With Strait of Hormuz traffic nearly halted, China’s reliance on Iranian oil could trigger “real problems” within two months if the crisis continues, one expert warned.

Gatestone Institute senior fellow Gordon Chang joined FOX Business’ Maria Bartiromo on “Mornings with Maria” to assess how escalating tensions around the Strait of Hormuz could reverberate through China’s fragile, export-dependent economy.

OIL PRICES SURGE AFTER STRIKES KILL IRAN’S SUPREME LEADER, TANKERS HIT NEAR STRAIT OF HORMUZ

Oil tanker at a port in the Strait of Hormuz. (Giuseppe CacaceI/AFP via Getty Images)

Chang noted that a significant share of China’s discounted Iranian crude, vital for its independent “teapot” refiners, typically transits the narrow waterway, where ships are now largely stalled north and south of the Strait.

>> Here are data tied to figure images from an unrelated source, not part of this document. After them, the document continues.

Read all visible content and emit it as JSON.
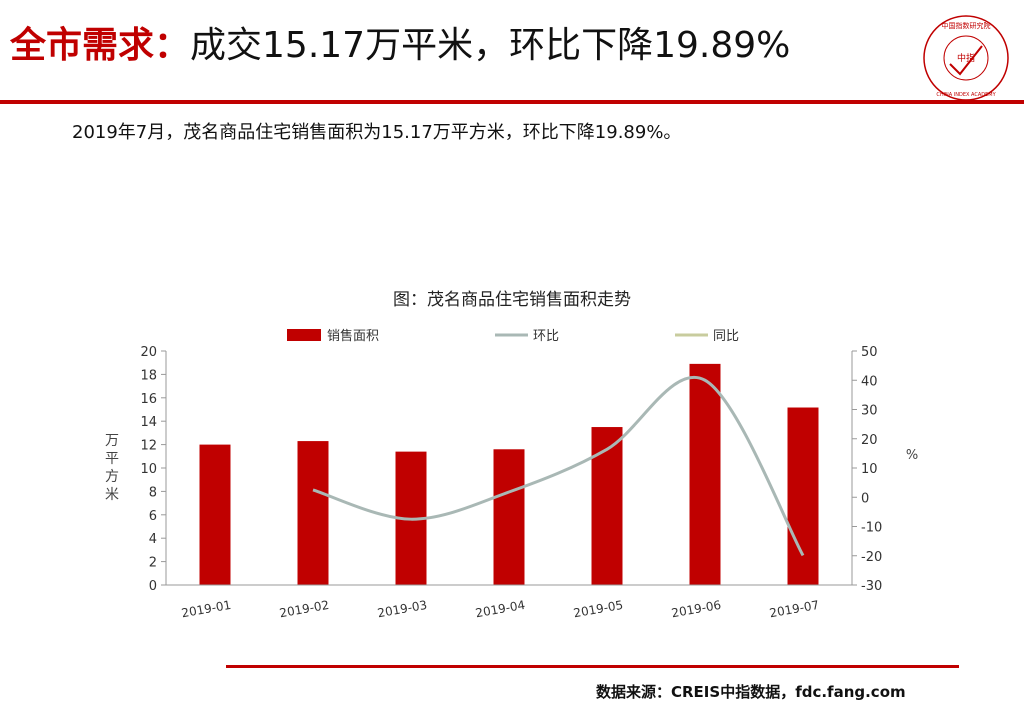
{
  "header": {
    "title_lead": "全市需求：",
    "title_rest": "成交15.17万平米，环比下降19.89%",
    "seal_text": "中国指数研究院",
    "seal_center": "中指",
    "seal_en": "CHINA INDEX ACADEMY"
  },
  "summary": "2019年7月，茂名商品住宅销售面积为15.17万平方米，环比下降19.89%。",
  "source": "数据来源：CREIS中指数据，fdc.fang.com",
  "colors": {
    "brand": "#c00000",
    "bar": "#c00000",
    "mom_line": "#a9b8b5",
    "yoy_line": "#c8cc9e"
  },
  "chart_data": {
    "type": "bar",
    "title": "图：茂名商品住宅销售面积走势",
    "categories": [
      "2019-01",
      "2019-02",
      "2019-03",
      "2019-04",
      "2019-05",
      "2019-06",
      "2019-07"
    ],
    "series": [
      {
        "name": "销售面积",
        "type": "bar",
        "axis": "left",
        "values": [
          12.0,
          12.3,
          11.4,
          11.6,
          13.5,
          18.9,
          15.17
        ]
      },
      {
        "name": "环比",
        "type": "line",
        "axis": "right",
        "smooth": true,
        "values": [
          null,
          2.5,
          -7.5,
          1.8,
          16.4,
          40.0,
          -19.89
        ]
      },
      {
        "name": "同比",
        "type": "line",
        "axis": "right",
        "values": [
          null,
          null,
          null,
          null,
          null,
          null,
          null
        ]
      }
    ],
    "ylabel": "万平方米",
    "ylabel_right": "%",
    "ylim": [
      0,
      20
    ],
    "yticks": [
      0,
      2,
      4,
      6,
      8,
      10,
      12,
      14,
      16,
      18,
      20
    ],
    "ylim_right": [
      -30,
      50
    ],
    "yticks_right": [
      -30,
      -20,
      -10,
      0,
      10,
      20,
      30,
      40,
      50
    ],
    "legend_position": "top",
    "grid": false
  }
}
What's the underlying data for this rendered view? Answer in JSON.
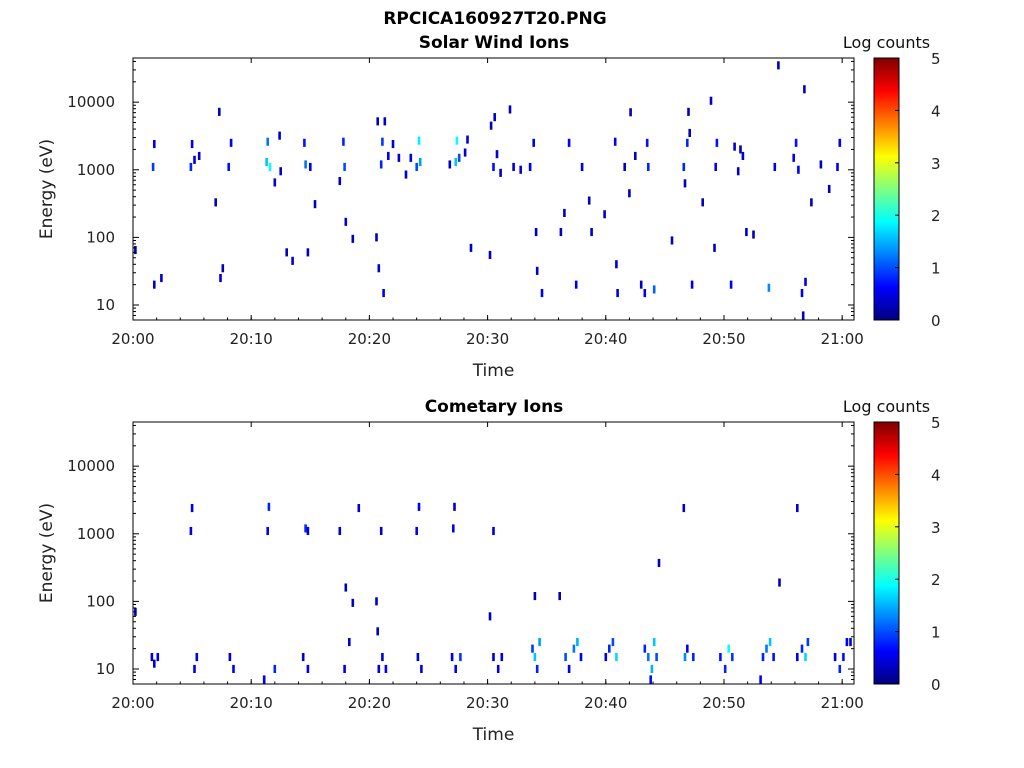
{
  "figure": {
    "title": "RPCICA160927T20.PNG"
  },
  "chart_data": [
    {
      "type": "heatmap",
      "title": "Solar Wind Ions",
      "xlabel": "Time",
      "ylabel": "Energy (eV)",
      "y_scale": "log",
      "xlim_min": [
        0,
        61
      ],
      "ylim": [
        6,
        45000
      ],
      "xticks": [
        {
          "v": 0,
          "label": "20:00"
        },
        {
          "v": 10,
          "label": "20:10"
        },
        {
          "v": 20,
          "label": "20:20"
        },
        {
          "v": 30,
          "label": "20:30"
        },
        {
          "v": 40,
          "label": "20:40"
        },
        {
          "v": 50,
          "label": "20:50"
        },
        {
          "v": 60,
          "label": "21:00"
        }
      ],
      "yticks": [
        {
          "v": 10,
          "label": "10"
        },
        {
          "v": 100,
          "label": "100"
        },
        {
          "v": 1000,
          "label": "1000"
        },
        {
          "v": 10000,
          "label": "10000"
        }
      ],
      "colorbar": {
        "label": "Log counts",
        "min": 0,
        "max": 5,
        "ticks": [
          "0",
          "1",
          "2",
          "3",
          "4",
          "5"
        ]
      },
      "cells": [
        [
          0.2,
          65,
          0.3
        ],
        [
          1.7,
          1100,
          0.9
        ],
        [
          1.8,
          2400,
          0.5
        ],
        [
          1.8,
          20,
          0.4
        ],
        [
          2.4,
          25,
          0.4
        ],
        [
          4.9,
          1100,
          0.8
        ],
        [
          5.0,
          2400,
          0.6
        ],
        [
          5.2,
          1400,
          0.5
        ],
        [
          5.6,
          1600,
          0.4
        ],
        [
          7.0,
          330,
          0.3
        ],
        [
          7.3,
          7200,
          0.3
        ],
        [
          7.4,
          25,
          0.4
        ],
        [
          7.6,
          35,
          0.3
        ],
        [
          8.1,
          1100,
          0.7
        ],
        [
          8.3,
          2500,
          0.6
        ],
        [
          11.3,
          1300,
          1.6
        ],
        [
          11.4,
          2600,
          1.2
        ],
        [
          11.6,
          1100,
          1.9
        ],
        [
          12.0,
          650,
          0.4
        ],
        [
          12.4,
          3200,
          0.3
        ],
        [
          12.5,
          950,
          0.3
        ],
        [
          13.0,
          60,
          0.3
        ],
        [
          13.5,
          45,
          0.4
        ],
        [
          14.5,
          2500,
          0.7
        ],
        [
          14.6,
          1200,
          1.2
        ],
        [
          14.8,
          60,
          0.3
        ],
        [
          15.0,
          1100,
          0.6
        ],
        [
          15.4,
          310,
          0.3
        ],
        [
          17.5,
          680,
          0.3
        ],
        [
          17.8,
          2600,
          0.8
        ],
        [
          17.9,
          1100,
          1.0
        ],
        [
          18.0,
          170,
          0.4
        ],
        [
          18.6,
          95,
          0.3
        ],
        [
          20.6,
          100,
          0.3
        ],
        [
          20.7,
          5200,
          0.3
        ],
        [
          20.8,
          35,
          0.4
        ],
        [
          21.0,
          1200,
          0.8
        ],
        [
          21.1,
          2600,
          0.9
        ],
        [
          21.2,
          15,
          0.5
        ],
        [
          21.3,
          5200,
          0.3
        ],
        [
          21.6,
          1600,
          0.6
        ],
        [
          22.0,
          2400,
          0.4
        ],
        [
          22.5,
          1500,
          0.4
        ],
        [
          23.1,
          850,
          0.3
        ],
        [
          23.5,
          1500,
          0.5
        ],
        [
          24.0,
          1100,
          1.0
        ],
        [
          24.2,
          2700,
          1.8
        ],
        [
          24.3,
          1300,
          1.4
        ],
        [
          26.8,
          1200,
          0.4
        ],
        [
          27.3,
          1300,
          1.6
        ],
        [
          27.4,
          2700,
          1.9
        ],
        [
          27.6,
          1500,
          1.0
        ],
        [
          28.1,
          1800,
          0.4
        ],
        [
          28.3,
          2800,
          0.5
        ],
        [
          28.6,
          70,
          0.3
        ],
        [
          30.2,
          55,
          0.3
        ],
        [
          30.3,
          4500,
          0.3
        ],
        [
          30.5,
          1100,
          0.7
        ],
        [
          30.6,
          6000,
          0.4
        ],
        [
          30.8,
          1700,
          0.4
        ],
        [
          31.1,
          900,
          0.3
        ],
        [
          31.9,
          7800,
          0.3
        ],
        [
          32.2,
          1100,
          0.4
        ],
        [
          32.8,
          1000,
          0.4
        ],
        [
          33.6,
          1100,
          0.5
        ],
        [
          33.9,
          2500,
          0.5
        ],
        [
          34.1,
          120,
          0.3
        ],
        [
          34.2,
          32,
          0.4
        ],
        [
          34.6,
          15,
          0.6
        ],
        [
          36.2,
          120,
          0.3
        ],
        [
          36.5,
          230,
          0.3
        ],
        [
          36.9,
          2500,
          0.6
        ],
        [
          37.5,
          20,
          0.5
        ],
        [
          38.0,
          1100,
          0.5
        ],
        [
          38.6,
          350,
          0.3
        ],
        [
          38.8,
          120,
          0.3
        ],
        [
          39.9,
          220,
          0.3
        ],
        [
          40.8,
          2600,
          0.6
        ],
        [
          40.9,
          40,
          0.4
        ],
        [
          41.0,
          15,
          0.5
        ],
        [
          41.6,
          1100,
          0.3
        ],
        [
          42.0,
          450,
          0.3
        ],
        [
          42.1,
          7100,
          0.3
        ],
        [
          42.5,
          1600,
          0.4
        ],
        [
          43.0,
          20,
          0.4
        ],
        [
          43.3,
          15,
          0.5
        ],
        [
          43.5,
          2500,
          0.7
        ],
        [
          43.6,
          1100,
          0.8
        ],
        [
          44.1,
          17,
          1.1
        ],
        [
          45.6,
          90,
          0.3
        ],
        [
          46.6,
          1100,
          0.8
        ],
        [
          46.7,
          630,
          0.3
        ],
        [
          46.9,
          2500,
          0.8
        ],
        [
          47.1,
          3500,
          0.3
        ],
        [
          47.0,
          7200,
          0.3
        ],
        [
          47.3,
          20,
          0.4
        ],
        [
          48.2,
          330,
          0.3
        ],
        [
          48.9,
          10500,
          0.3
        ],
        [
          49.3,
          1100,
          0.6
        ],
        [
          49.4,
          2500,
          0.7
        ],
        [
          49.2,
          70,
          0.3
        ],
        [
          50.6,
          20,
          0.6
        ],
        [
          50.9,
          2200,
          0.4
        ],
        [
          51.2,
          950,
          0.3
        ],
        [
          51.4,
          2000,
          0.3
        ],
        [
          51.6,
          1600,
          0.4
        ],
        [
          51.9,
          120,
          0.3
        ],
        [
          52.5,
          110,
          0.3
        ],
        [
          53.8,
          18,
          1.3
        ],
        [
          54.3,
          1100,
          0.5
        ],
        [
          54.6,
          35000,
          0.3
        ],
        [
          55.9,
          1500,
          0.6
        ],
        [
          56.1,
          2500,
          0.7
        ],
        [
          56.3,
          1000,
          0.6
        ],
        [
          56.6,
          15,
          0.5
        ],
        [
          56.8,
          15500,
          0.3
        ],
        [
          56.9,
          22,
          0.4
        ],
        [
          56.7,
          7,
          0.3
        ],
        [
          57.4,
          330,
          0.3
        ],
        [
          58.2,
          1200,
          0.3
        ],
        [
          58.9,
          520,
          0.3
        ],
        [
          59.6,
          1100,
          0.5
        ],
        [
          59.8,
          2500,
          0.6
        ]
      ]
    },
    {
      "type": "heatmap",
      "title": "Cometary Ions",
      "xlabel": "Time",
      "ylabel": "Energy (eV)",
      "y_scale": "log",
      "xlim_min": [
        0,
        61
      ],
      "ylim": [
        6,
        45000
      ],
      "xticks": [
        {
          "v": 0,
          "label": "20:00"
        },
        {
          "v": 10,
          "label": "20:10"
        },
        {
          "v": 20,
          "label": "20:20"
        },
        {
          "v": 30,
          "label": "20:30"
        },
        {
          "v": 40,
          "label": "20:40"
        },
        {
          "v": 50,
          "label": "20:50"
        },
        {
          "v": 60,
          "label": "21:00"
        }
      ],
      "yticks": [
        {
          "v": 10,
          "label": "10"
        },
        {
          "v": 100,
          "label": "100"
        },
        {
          "v": 1000,
          "label": "1000"
        },
        {
          "v": 10000,
          "label": "10000"
        }
      ],
      "colorbar": {
        "label": "Log counts",
        "min": 0,
        "max": 5,
        "ticks": [
          "0",
          "1",
          "2",
          "3",
          "4",
          "5"
        ]
      },
      "cells": [
        [
          0.2,
          70,
          0.3
        ],
        [
          4.9,
          1100,
          0.5
        ],
        [
          5.0,
          2400,
          0.5
        ],
        [
          11.4,
          1100,
          0.6
        ],
        [
          11.5,
          2500,
          0.8
        ],
        [
          14.6,
          1200,
          0.8
        ],
        [
          14.8,
          1100,
          0.5
        ],
        [
          17.5,
          1100,
          0.4
        ],
        [
          18.0,
          160,
          0.3
        ],
        [
          18.6,
          95,
          0.3
        ],
        [
          19.1,
          2400,
          0.4
        ],
        [
          20.6,
          100,
          0.3
        ],
        [
          20.7,
          36,
          0.3
        ],
        [
          21.0,
          1100,
          0.4
        ],
        [
          24.0,
          1100,
          0.5
        ],
        [
          24.2,
          2500,
          0.6
        ],
        [
          27.1,
          1200,
          0.5
        ],
        [
          27.2,
          2500,
          0.4
        ],
        [
          30.2,
          60,
          0.3
        ],
        [
          30.5,
          1100,
          0.4
        ],
        [
          34.0,
          120,
          0.3
        ],
        [
          36.1,
          120,
          0.3
        ],
        [
          44.5,
          370,
          0.3
        ],
        [
          46.6,
          2400,
          0.4
        ],
        [
          54.7,
          190,
          0.3
        ],
        [
          56.2,
          2400,
          0.4
        ],
        [
          11.1,
          7,
          0.6
        ],
        [
          12.0,
          10,
          0.8
        ],
        [
          53.1,
          7,
          0.6
        ],
        [
          43.8,
          7,
          0.7
        ],
        [
          1.6,
          15,
          0.4
        ],
        [
          1.8,
          12,
          0.4
        ],
        [
          2.1,
          15,
          0.5
        ],
        [
          5.2,
          10,
          0.5
        ],
        [
          5.4,
          15,
          0.5
        ],
        [
          8.2,
          15,
          0.4
        ],
        [
          8.5,
          10,
          0.6
        ],
        [
          14.4,
          15,
          0.4
        ],
        [
          14.8,
          10,
          0.5
        ],
        [
          17.9,
          10,
          0.5
        ],
        [
          18.3,
          25,
          0.4
        ],
        [
          20.8,
          10,
          0.5
        ],
        [
          21.1,
          15,
          0.4
        ],
        [
          21.4,
          10,
          0.6
        ],
        [
          24.1,
          15,
          0.4
        ],
        [
          24.4,
          10,
          0.5
        ],
        [
          27.0,
          15,
          0.5
        ],
        [
          27.3,
          10,
          0.6
        ],
        [
          27.7,
          15,
          0.9
        ],
        [
          30.5,
          15,
          0.4
        ],
        [
          30.9,
          10,
          0.5
        ],
        [
          31.2,
          15,
          0.4
        ],
        [
          33.8,
          20,
          0.9
        ],
        [
          34.0,
          15,
          1.6
        ],
        [
          34.2,
          10,
          0.8
        ],
        [
          34.4,
          25,
          1.4
        ],
        [
          36.6,
          15,
          1.0
        ],
        [
          36.9,
          10,
          0.6
        ],
        [
          37.3,
          20,
          1.2
        ],
        [
          37.6,
          25,
          1.5
        ],
        [
          37.9,
          15,
          0.6
        ],
        [
          40.0,
          15,
          0.5
        ],
        [
          40.3,
          20,
          0.8
        ],
        [
          40.6,
          25,
          1.0
        ],
        [
          40.9,
          15,
          1.7
        ],
        [
          43.3,
          20,
          0.8
        ],
        [
          43.6,
          15,
          1.2
        ],
        [
          43.9,
          10,
          1.5
        ],
        [
          44.1,
          25,
          1.6
        ],
        [
          44.3,
          15,
          1.0
        ],
        [
          46.7,
          15,
          1.3
        ],
        [
          46.9,
          20,
          0.6
        ],
        [
          47.4,
          15,
          0.8
        ],
        [
          49.7,
          15,
          0.7
        ],
        [
          50.1,
          10,
          0.8
        ],
        [
          50.4,
          20,
          1.9
        ],
        [
          50.7,
          15,
          0.9
        ],
        [
          53.3,
          15,
          0.8
        ],
        [
          53.6,
          20,
          1.2
        ],
        [
          53.9,
          25,
          1.6
        ],
        [
          54.2,
          15,
          0.7
        ],
        [
          56.2,
          15,
          0.5
        ],
        [
          56.6,
          20,
          0.8
        ],
        [
          56.9,
          15,
          1.7
        ],
        [
          57.1,
          25,
          0.9
        ],
        [
          59.4,
          15,
          0.5
        ],
        [
          59.8,
          10,
          0.8
        ],
        [
          60.1,
          15,
          0.7
        ],
        [
          60.4,
          25,
          0.6
        ],
        [
          60.7,
          25,
          0.5
        ]
      ]
    }
  ]
}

“Much of that oil… actually goes to China trying to get somewhere between… 15% and 23% of its seaborne oil from Iran, and that oil transits the Strait of Hormuz,” Chang said.

He added that while Beijing has diversified supplies, the loss of heavily discounted barrels comes at a vulnerable moment for factories dependent on cheaper energy.

“This will go through the system, and I suspect you will see real problems in about two months in China if this situation continues,” Chang said.

Hayman Capital Management founder and CEO Kyle Bass also joined FOX Business’ Maria Bartiromo to discuss market reaction and the broader energy shock rippling through global supply chains.

OIL MARKETS ON EDGE AS IRAN MOVES TO RESTRICT VITAL STRAIT OF HORMUZ SHIPPING LANE, REPORT SAYS

Bass pointed to insurance withdrawals and the strategic weight of the choke point, warning that even a temporary disruption could send front-month crude prices sharply higher.

“About a third of the world’s seaborne crude flows through that strait every day. Fifty percent of China’s imports flow through that strait every day. And right now, things are not going through the strait,” Bass said.

“If 10 million barrels goes missing or gets delayed for a week, there’s no telling where the front end can go,” Bass added.

With insurers retreating, LNG shipments disrupted and tanker traffic effectively frozen, the crisis underscores how a five-mile-wide passage can shape the economic trajectory of the world’s second-largest economy.

“We’re at risk of a pretty major oil price spike here,” Bass said.